A recent study by the Moabi DRC initiative has identified 6 existing and proposed land uses that could compete with REDD+ pilot project activities. New infrastructure, extractive industries, and industrial agriculture could cause forest loss that is not currently considered within reference emission levels. Many proposed activities are speculative, but over the thirty year life span of REDD+ projects, many could result in deforestation.
Roads and rivers provide the arteries for travel and trade across DRC. After decades of neglect, over twenty-five thousand kilometers of road are being rehabilitated including more than one thousand kilometers directly overlapping with REDD+ pilot projects. Forest located within two kilometers of roads will be vulnerable to clearance and other impacts such as poaching will affect a far wider area. DRC government also plans to invest $50 billion in electricity generation, particularly in hydropower and power transmission.
Preventing illegal and unsustainable logging will prove challenging for REDD+ projects. The study identified nine logging permits and thirty-two artisanal logging licenses currently overlapping REDD+ pilot projects. A recent study estimated that up to 90% of logging in DRC is illegal. Weak forest governance institutions remains the primary cause as well as demand from a growing domestic population and export markets, principally China. Preventing illegal loggers from entering REDD+ conservation areas to log valuable species will be costly.
Growing demand for commodities such as palm oil will put pressure on forests including within REDD+ project areas. The DRC government plans to reactivate historical agricultural concessions that were abandoned during the many years of conflict.
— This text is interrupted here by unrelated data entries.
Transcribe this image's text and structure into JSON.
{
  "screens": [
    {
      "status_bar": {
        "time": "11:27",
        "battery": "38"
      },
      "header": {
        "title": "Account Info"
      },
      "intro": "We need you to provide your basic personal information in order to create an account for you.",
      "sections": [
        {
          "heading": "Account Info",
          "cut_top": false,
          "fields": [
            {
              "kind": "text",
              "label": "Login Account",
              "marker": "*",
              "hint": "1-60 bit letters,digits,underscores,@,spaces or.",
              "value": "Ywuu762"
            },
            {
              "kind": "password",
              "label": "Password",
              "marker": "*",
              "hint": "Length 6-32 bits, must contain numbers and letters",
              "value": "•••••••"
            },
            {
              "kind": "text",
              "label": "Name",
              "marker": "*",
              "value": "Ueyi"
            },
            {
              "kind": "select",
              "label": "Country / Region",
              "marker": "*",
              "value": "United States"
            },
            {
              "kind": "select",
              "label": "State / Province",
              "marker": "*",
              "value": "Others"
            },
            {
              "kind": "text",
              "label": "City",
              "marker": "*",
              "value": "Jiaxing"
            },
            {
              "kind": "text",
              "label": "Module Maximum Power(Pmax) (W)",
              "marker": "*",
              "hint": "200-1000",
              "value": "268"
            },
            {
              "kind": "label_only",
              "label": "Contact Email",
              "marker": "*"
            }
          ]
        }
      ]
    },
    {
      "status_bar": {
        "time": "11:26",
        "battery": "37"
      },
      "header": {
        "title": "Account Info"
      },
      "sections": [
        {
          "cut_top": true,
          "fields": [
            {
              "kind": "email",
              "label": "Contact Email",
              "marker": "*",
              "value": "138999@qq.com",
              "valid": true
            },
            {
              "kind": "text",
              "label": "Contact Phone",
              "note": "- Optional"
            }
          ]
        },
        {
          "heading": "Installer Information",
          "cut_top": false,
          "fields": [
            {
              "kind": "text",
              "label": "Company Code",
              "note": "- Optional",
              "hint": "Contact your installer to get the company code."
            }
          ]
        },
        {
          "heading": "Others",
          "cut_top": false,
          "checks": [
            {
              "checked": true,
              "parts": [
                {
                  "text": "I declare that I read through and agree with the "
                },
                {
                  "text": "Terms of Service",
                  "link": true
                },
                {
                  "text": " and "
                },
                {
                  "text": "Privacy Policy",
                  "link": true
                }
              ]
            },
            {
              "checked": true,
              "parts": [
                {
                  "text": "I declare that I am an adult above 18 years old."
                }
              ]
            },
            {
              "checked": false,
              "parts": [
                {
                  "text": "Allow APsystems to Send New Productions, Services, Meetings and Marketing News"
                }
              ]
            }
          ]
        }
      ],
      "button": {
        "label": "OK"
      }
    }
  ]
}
Using a map from the Geographic Institute of Congo and provided by the World Resources Institute (hyperlink WRI Congo Program) and DRC Ministry of Environment, the Moabi team has digitized a map of the historical concession locations. The information is incomplete and needs groundtruthing, but it provides an indication of where industrial agriculture could expand.
Global demand for minerals such as copper, iron, and cobalt are abundant in DRC with mining permits cover over 18% of the DRC’s total land area including over eight thousand square kilometers directly overlapping REDD+ projects. Mining requires new transport and energy infrastructure, large migrations of workers in remote regions, and changing land values. Predicting which permits will become active mines depends upon many factors including market demand, the size and quality of the deposit, and the ease of extracting and transporting minerals to market. But any mine permitted in or near a REDD+ project than becomes active could dramatically increase the value of land and outcompete carbon prices.
Oil and Gas blocks have also been granted across 42% of DRC’s forest area and overlapping six REDD+ pilot projects. Nascent exploration activities have begun but locations of likely exploitation and their impacts remain largely unknown. The DRC government approved oil exploration inside Virunga National Park – home of one of the last remaining populations of mountain gorillas. Block V – owned by Soco International - overlaps with both Virunga and the WWF EcoMakala project. The decision remains controversial and could set a precedent for REDD+ projects.
At least four REDD+ projects overlap with indigenous territories, which makes their free, prior, and informed consent to these activities critical. REDD+ as well as other proposed land uses overlap with customary rights of local communities and could impede their access and use of the forest. Pygmy communities, in particular, are increasingly vulnerable to illegal loggers, artisanal miners, and slash and burn agriculture. Their customary rights are not recognized under DRC law and few of their customary rights have been mapped. Rainforest Foundation UK and the Forest Peoples Program are working in partnership with DRC civil society to map community land rights and potential conflicts with REDD+ project areas.